せかいのうらがわ

君と巡り合えた事を人はキセキと呼ぶのだろう
それでも僕らのこの恋は「運命」と呼ばせてくれよ

2007-03-26 10:11:47 | 小説
星になった男


あたいの友人にねえ、星になった男が居るんでェ。


普通の意味じゃあ死んだってことになるんだろォが、あいつは別に死んでやしねェと思うんだよ。

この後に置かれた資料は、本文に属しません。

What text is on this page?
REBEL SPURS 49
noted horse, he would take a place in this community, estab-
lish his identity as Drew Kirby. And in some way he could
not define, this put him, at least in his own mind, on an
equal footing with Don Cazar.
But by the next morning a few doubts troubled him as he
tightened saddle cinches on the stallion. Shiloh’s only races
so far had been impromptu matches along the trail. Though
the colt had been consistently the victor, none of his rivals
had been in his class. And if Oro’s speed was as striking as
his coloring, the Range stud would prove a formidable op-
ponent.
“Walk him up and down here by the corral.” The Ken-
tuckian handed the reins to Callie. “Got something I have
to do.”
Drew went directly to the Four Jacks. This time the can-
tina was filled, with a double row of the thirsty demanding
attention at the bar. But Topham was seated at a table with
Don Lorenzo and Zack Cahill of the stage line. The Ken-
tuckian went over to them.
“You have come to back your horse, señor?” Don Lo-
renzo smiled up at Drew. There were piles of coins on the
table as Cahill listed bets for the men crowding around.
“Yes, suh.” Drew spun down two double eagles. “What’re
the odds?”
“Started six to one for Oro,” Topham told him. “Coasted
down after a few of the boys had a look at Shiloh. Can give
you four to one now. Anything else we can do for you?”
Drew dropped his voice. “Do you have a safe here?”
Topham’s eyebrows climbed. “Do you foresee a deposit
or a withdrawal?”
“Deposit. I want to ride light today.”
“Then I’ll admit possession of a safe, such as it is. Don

そいつァな、一生で一回だけ、馬鹿な恋をしやがった。そうさね。夜空に輝く星に恋をしたんでィ。
あたいに満面の笑みを浮かべては「俺ァ、星になるんでぇ」ってねえ。毎日毎日、星になるためだとか言ってさァ、変な形の物ォ作っては、崖から身投げみてェなことしてたァな。

んでな、そいつァある晩こっきり姿を消しちまった。

捜索隊まで組んでよォ。ったく、迷惑かけてくんなァな。いつもの崖に行ったって、そいつの姿ァ無くてよォ、谷を覗いて見たって、そいつが作ってた変な物は無かったよ。
毎日毎日探しつづけてもよォ、手掛かりさえ見つかりゃァしねェ。そうしたら誰かがポツリと言ったんでさァ。

「あいつァ、星になったんじゃねェかな」

みんな疲れててよォ、もう本音は止めたかったんでェ。でもよォ、みんなそれも我慢できるくらい、そいつが好きだったんでさァ。
あいつァ、不思議な男だ。今も念願の夢だった星になれて、喜んでるんじゃぁねェかなァ。

-(とりあえず一区切り、続きは反転)

は?あたいがなんだって?

お嬢ちゃん、大人をからかっちゃぁいけねェな。あたいは確かにあいつのことが大好きだったがよォ、んなこたァねェ。あいつァ自分の夢を叶えたんでェ。地上の夢もなぁんもねェあたいは、そんなこたァしていいハズがねェんだ。
・・でもよォ、まァ、悲しいのは事実さァ。あたいもよォ、その馬鹿な恋をしてたんでェ。
あたいは、本当に、心の底から、あいつが好きだったさァ。

でもよォ、泣くなんてのは、許されねェこった。



さァて、この話は終わりでェ。次は何の話をして欲しいかィ。